Prof Daniel Thomas agrees: “Governments must learn from these findings and not give in to pressure from the tobacco lobby. In France people are actually still buying tobacco but just the fact that working and living environments are free from smoke pollution has made an enormous difference to public health, not only regarding cardiovascular disease, but also respiratory disease and other complaints such as headaches, as the INVS findings show. It is very important to stress the immediate results observed on cardiovascular disease when people live in smoke free environments.”
“Although cardiovascular diseases are very complex in nature and due to many causes, smoking bans most certainly have caused a reduction in coronary events. This is consistent with the pollution reduction observed in indoor public places” explains Roberto Ferrari, President Elect of the ESC.

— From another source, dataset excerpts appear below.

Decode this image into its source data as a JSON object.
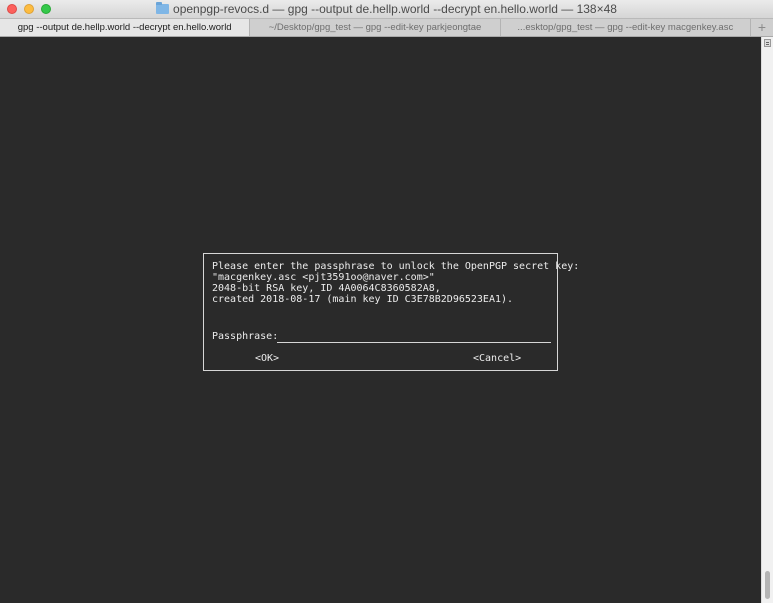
{
  "window": {
    "title": "openpgp-revocs.d — gpg --output de.hellp.world --decrypt en.hello.world — 138×48"
  },
  "tabs": [
    {
      "label": "gpg --output de.hellp.world --decrypt en.hello.world",
      "active": true
    },
    {
      "label": "~/Desktop/gpg_test — gpg --edit-key parkjeongtae",
      "active": false
    },
    {
      "label": "...esktop/gpg_test — gpg --edit-key macgenkey.asc",
      "active": false
    }
  ],
  "tab_add": "+",
  "dialog": {
    "lines": [
      "Please enter the passphrase to unlock the OpenPGP secret key:",
      "\"macgenkey.asc <pjt3591oo@naver.com>\"",
      "2048-bit RSA key, ID 4A0064C8360582A8,",
      "created 2018-08-17 (main key ID C3E78B2D96523EA1)."
    ],
    "passphrase_label": "Passphrase:",
    "passphrase_value": "",
    "ok_label": "<OK>",
    "cancel_label": "<Cancel>"
  },
  "colors": {
    "terminal_bg": "#2a2a2a",
    "terminal_fg": "#ececec",
    "close": "#fc605c",
    "minimize": "#fdbc40",
    "maximize": "#34c84a"
  }
}
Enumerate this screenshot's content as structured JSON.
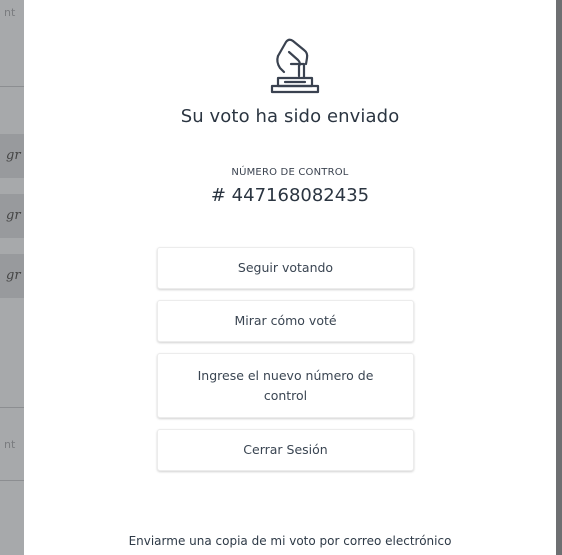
{
  "modal": {
    "icon": "ballot-box-hand-icon",
    "title": "Su voto ha sido enviado",
    "control_label": "NÚMERO DE CONTROL",
    "control_number": "# 447168082435",
    "buttons": [
      {
        "label": "Seguir votando"
      },
      {
        "label": "Mirar cómo voté"
      },
      {
        "label": "Ingrese el nuevo número de control"
      },
      {
        "label": "Cerrar Sesión"
      }
    ],
    "email_link": "Enviarme una copia de mi voto por correo electrónico"
  },
  "background": {
    "fragments": [
      "nt",
      "gr",
      "gr",
      "gr",
      "nt"
    ]
  },
  "colors": {
    "modal_bg": "#ffffff",
    "overlay": "#6f7073",
    "text": "#2b3541"
  }
}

The European Society of Cardiology would like to encourage smoke cessation across the continent through smoking bans and taxes on cigarettes. There is a consensus on the benefits of smoking cessation which are usually almost immediate and contribute to diminish the burden of cardiovascular disease.
The positive figures communicated last week in Italy and France should encourage other European countries to enforce similar measures to protect their citizens. Smoking bans can save lives.